How often do PFAS treatment media need to be replaced?

It depends on the technology and the site, but plan for change-outs more frequent than you’d expect from other contaminants. Granular activated carbon (GAC) used for PFAS typically needs replacement or regeneration somewhere between every 6 months and 2 years, because short-chain PFAS break through the carbon bed much earlier than longer-chain compounds. Single-use ion exchange resin generally runs longer, often 1 to 3 years, which is part of why utilities chasing very low concentration targets lean toward it. The real drivers are influent PFAS concentration, the mix of compounds present, empty bed contact time, and how aggressive your treatment target is, so the only reliable number comes from pilot data on your own source water. Both GAC and resin also produce spent media loaded with concentrated PFAS that has to be disposed of or destroyed, and that recurring cost belongs in the budget alongside the media itself.

What treatment technologies remove PFAS from drinking water?

Three proven approaches dominate today: granular activated carbon, single-use anion exchange resin, and high-pressure membranes (nanofiltration and reverse osmosis). GAC is widely deployed and often retrofits into existing treatment trains. Ion exchange handles a broader range of compounds, including the short-chain PFAS that GAC struggles with, at a higher cost. Membranes are effective but generate a concentrate waste stream and are more common in point-of-use or treatment-train roles. A fourth category, destruction technologies like electrochemical oxidation and supercritical water oxidation, actually breaks PFAS apart rather than concentrating it, but these are still early and not yet widely deployed at utility scale.

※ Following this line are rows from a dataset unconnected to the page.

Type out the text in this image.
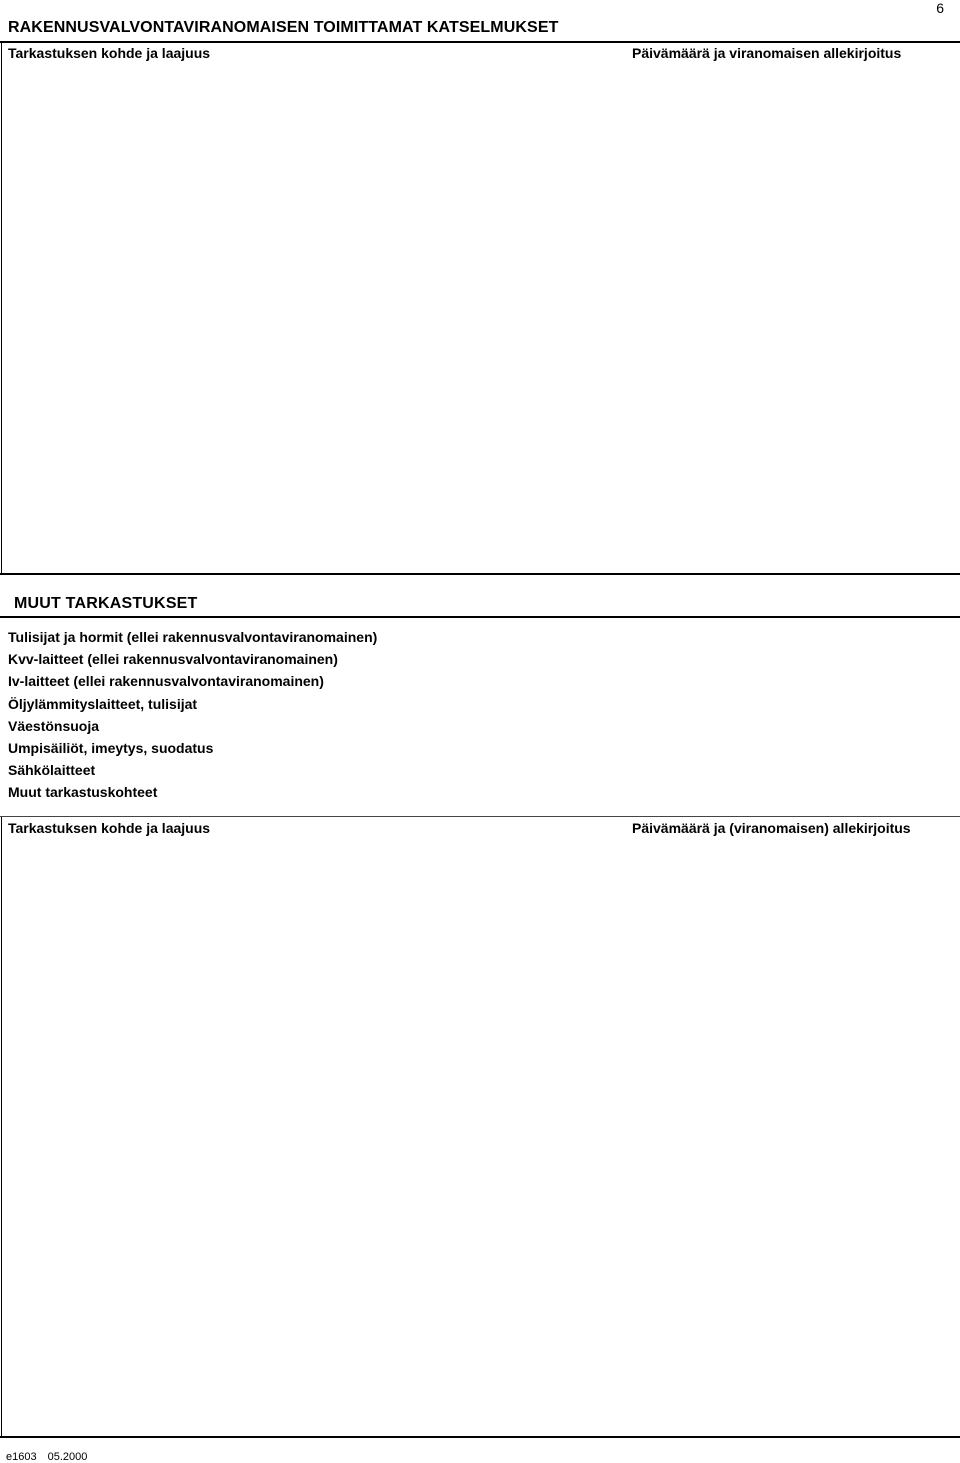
6
RAKENNUSVALVONTAVIRANOMAISEN TOIMITTAMAT KATSELMUKSET
Tarkastuksen kohde ja laajuus	Päivämäärä ja viranomaisen allekirjoitus
MUUT TARKASTUKSET
Tulisijat ja hormit (ellei rakennusvalvontaviranomainen)
Kvv-laitteet (ellei rakennusvalvontaviranomainen)
Iv-laitteet (ellei rakennusvalvontaviranomainen)
Öljylämmityslaitteet, tulisijat
Väestönsuoja
Umpisäiliöt, imeytys, suodatus
Sähkölaitteet
Muut tarkastuskohteet
Tarkastuksen kohde ja laajuus	Päivämäärä ja (viranomaisen) allekirjoitus
e1603 05.2000
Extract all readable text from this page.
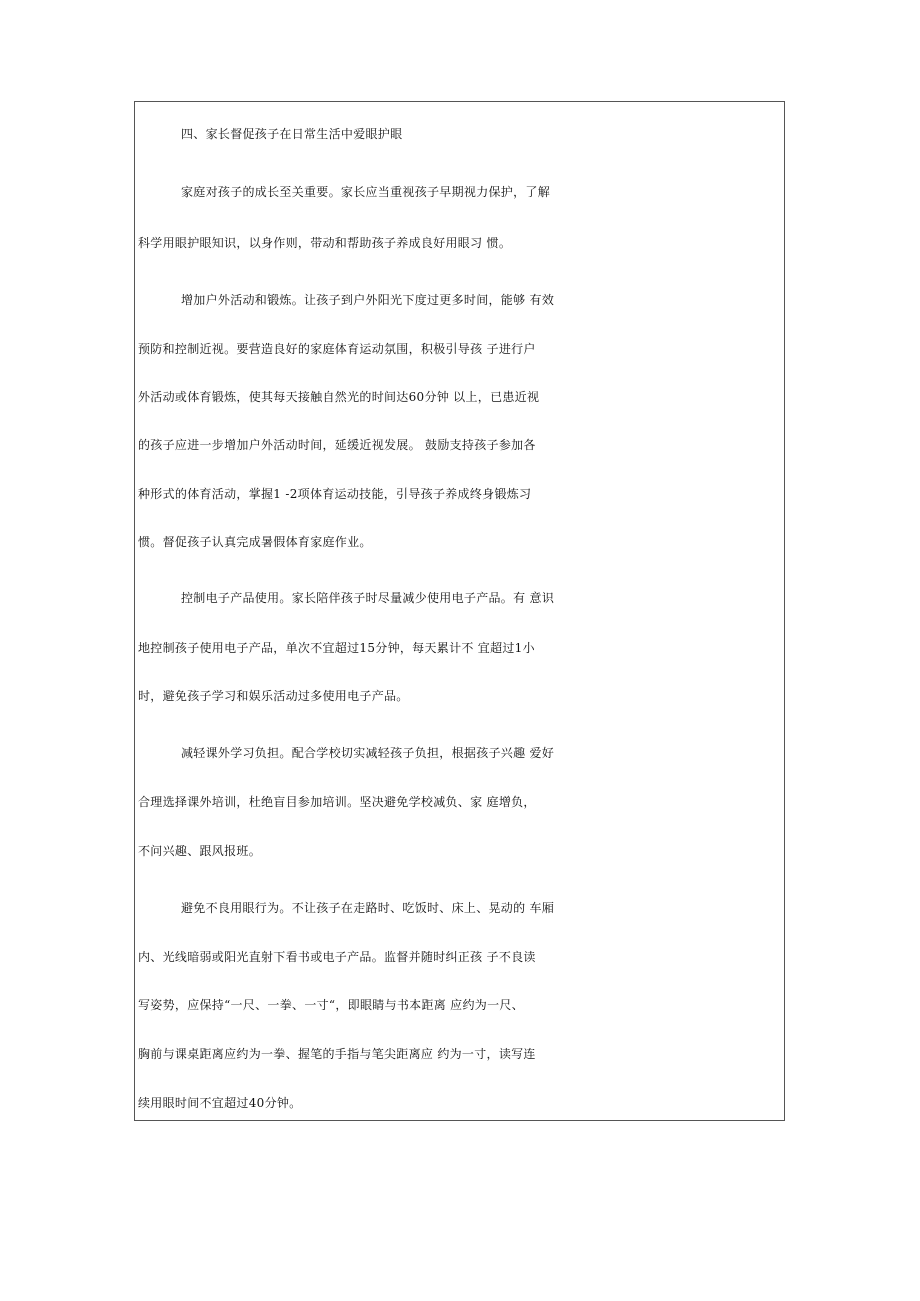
四、家长督促孩子在日常生活中爱眼护眼
家庭对孩子的成长至关重要。家长应当重视孩子早期视力保护，了解
科学用眼护眼知识，以身作则，带动和帮助孩子养成良好用眼习 惯。
增加户外活动和锻炼。让孩子到户外阳光下度过更多时间，能够 有效
预防和控制近视。要营造良好的家庭体育运动氛围，积极引导孩 子进行户
外活动或体育锻炼，使其每天接触自然光的时间达60分钟 以上，已患近视
的孩子应进一步增加户外活动时间，延缓近视发展。 鼓励支持孩子参加各
种形式的体育活动，掌握1 -2项体育运动技能，引导孩子养成终身锻炼习
惯。督促孩子认真完成暑假体育家庭作业。
控制电子产品使用。家长陪伴孩子时尽量减少使用电子产品。有 意识
地控制孩子使用电子产品，单次不宜超过15分钟，每天累计不 宜超过1小
时，避免孩子学习和娱乐活动过多使用电子产品。
减轻课外学习负担。配合学校切实减轻孩子负担，根据孩子兴趣 爱好
合理选择课外培训，杜绝盲目参加培训。坚决避免学校减负、家 庭增负，
不问兴趣、跟风报班。
避免不良用眼行为。不让孩子在走路时、吃饭时、床上、晃动的 车厢
内、光线暗弱或阳光直射下看书或电子产品。监督并随时纠正孩 子不良读
写姿势，应保持“一尺、一拳、一寸“，即眼睛与书本距离 应约为一尺、
胸前与课桌距离应约为一拳、握笔的手指与笔尖距离应 约为一寸，读写连
续用眼时间不宜超过40分钟。
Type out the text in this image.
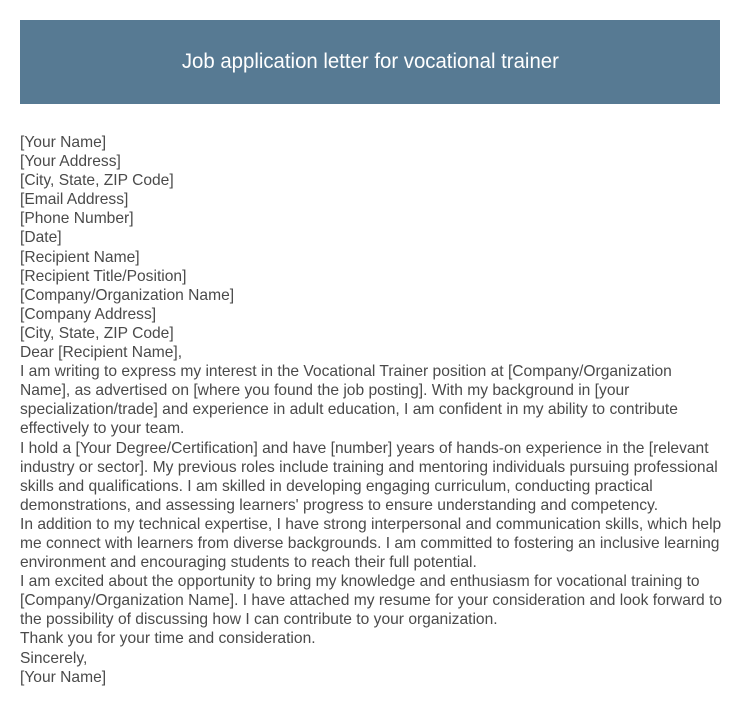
Job application letter for vocational trainer
[Your Name]
[Your Address]
[City, State, ZIP Code]
[Email Address]
[Phone Number]
[Date]
[Recipient Name]
[Recipient Title/Position]
[Company/Organization Name]
[Company Address]
[City, State, ZIP Code]
Dear [Recipient Name],
I am writing to express my interest in the Vocational Trainer position at [Company/Organization Name], as advertised on [where you found the job posting]. With my background in [your specialization/trade] and experience in adult education, I am confident in my ability to contribute effectively to your team.
I hold a [Your Degree/Certification] and have [number] years of hands-on experience in the [relevant industry or sector]. My previous roles include training and mentoring individuals pursuing professional skills and qualifications. I am skilled in developing engaging curriculum, conducting practical demonstrations, and assessing learners' progress to ensure understanding and competency.
In addition to my technical expertise, I have strong interpersonal and communication skills, which help me connect with learners from diverse backgrounds. I am committed to fostering an inclusive learning environment and encouraging students to reach their full potential.
I am excited about the opportunity to bring my knowledge and enthusiasm for vocational training to [Company/Organization Name]. I have attached my resume for your consideration and look forward to the possibility of discussing how I can contribute to your organization.
Thank you for your time and consideration.
Sincerely,
[Your Name]
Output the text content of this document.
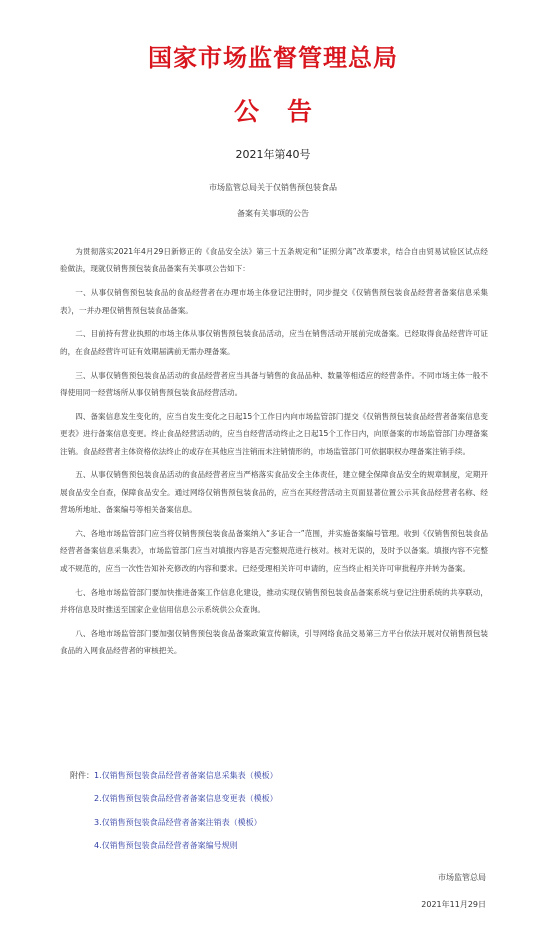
国家市场监督管理总局
公告
2021年第40号
市场监管总局关于仅销售预包装食品
备案有关事项的公告

为贯彻落实2021年4月29日新修正的《食品安全法》第三十五条规定和“证照分离”改革要求，结合自由贸易试验区试点经验做法，现就仅销售预包装食品备案有关事项公告如下：

一、从事仅销售预包装食品的食品经营者在办理市场主体登记注册时，同步提交《仅销售预包装食品经营者备案信息采集表》，一并办理仅销售预包装食品备案。

二、目前持有营业执照的市场主体从事仅销售预包装食品活动，应当在销售活动开展前完成备案。已经取得食品经营许可证的，在食品经营许可证有效期届满前无需办理备案。

三、从事仅销售预包装食品活动的食品经营者应当具备与销售的食品品种、数量等相适应的经营条件。不同市场主体一般不得使用同一经营场所从事仅销售预包装食品经营活动。

四、备案信息发生变化的，应当自发生变化之日起15个工作日内向市场监管部门提交《仅销售预包装食品经营者备案信息变更表》进行备案信息变更。终止食品经营活动的，应当自经营活动终止之日起15个工作日内，向原备案的市场监管部门办理备案注销。食品经营者主体资格依法终止的或存在其他应当注销而未注销情形的，市场监管部门可依据职权办理备案注销手续。

五、从事仅销售预包装食品活动的食品经营者应当严格落实食品安全主体责任，建立健全保障食品安全的规章制度，定期开展食品安全自查，保障食品安全。通过网络仅销售预包装食品的，应当在其经营活动主页面显著位置公示其食品经营者名称、经营场所地址、备案编号等相关备案信息。

六、各地市场监管部门应当将仅销售预包装食品备案纳入“多证合一”范围，并实施备案编号管理。收到《仅销售预包装食品经营者备案信息采集表》，市场监管部门应当对填报内容是否完整规范进行核对。核对无误的，及时予以备案。填报内容不完整或不规范的，应当一次性告知补充修改的内容和要求。已经受理相关许可申请的，应当终止相关许可审批程序并转为备案。

七、各地市场监管部门要加快推进备案工作信息化建设，推动实现仅销售预包装食品备案系统与登记注册系统的共享联动，并将信息及时推送至国家企业信用信息公示系统供公众查询。

八、各地市场监管部门要加强仅销售预包装食品备案政策宣传解读，引导网络食品交易第三方平台依法开展对仅销售预包装食品的入网食品经营者的审核把关。

附件：1.仅销售预包装食品经营者备案信息采集表（模板）
2.仅销售预包装食品经营者备案信息变更表（模板）
3.仅销售预包装食品经营者备案注销表（模板）
4.仅销售预包装食品经营者备案编号规则
市场监管总局
2021年11月29日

What is the PFAS compliance deadline for utilities?

The EPA’s April 2024 final rule set a five-year clock, putting most utilities at 2029. In May 2026 the EPA proposed an optional extension that would move the PFOA and PFOS deadline to April 2031 for systems that request it. That extension is a proposal, not final, and it is not automatic, so plan around 2029 until a rule is finalized and an extension is actually granted. Either window still has to cover monitoring, source water assessment, treatment evaluation, procurement, design, construction, and commissioning. For large treatment projects that is not comfortable, and for small utilities with limited staff and capital it can be genuinely tight.

What are the PFAS limits utilities have to meet?

The 2024 rule set enforceable maximum contaminant levels of 4 parts per trillion each for PFOA and PFOS, 10 parts per trillion each for PFNA, PFHxS, and HFPO-DA (GenX), and a hazard index approach for mixtures of PFNA, PFHxS, HFPO-DA, and PFBS. In May 2026 the EPA proposed to keep the PFOA and PFOS limits and rescind the limits for the other four, citing a procedural flaw in how they were set, while saying it may regulate them again later. Until that proposal is final, all six remain on the books. Four parts per trillion is roughly four drops of water in an Olympic swimming pool, low enough that many utilities need new analytical methods just to detect it.

How much does PFAS compliance cost?

The EPA estimated national compliance at roughly $1.5 billion per year, and several independent analyses argue that figure is conservative once monitoring, treatment optimization, and waste management are fully counted. For an individual utility the cost swings enormously with contamination levels, system size, and existing infrastructure. Adding GAC to an existing plant can be manageable; building new treatment from scratch on a small ratepayer base is a much harder problem. The $10 billion in IIJA funding for emerging contaminants helps but won’t cover the full national bill, so plan for the gap.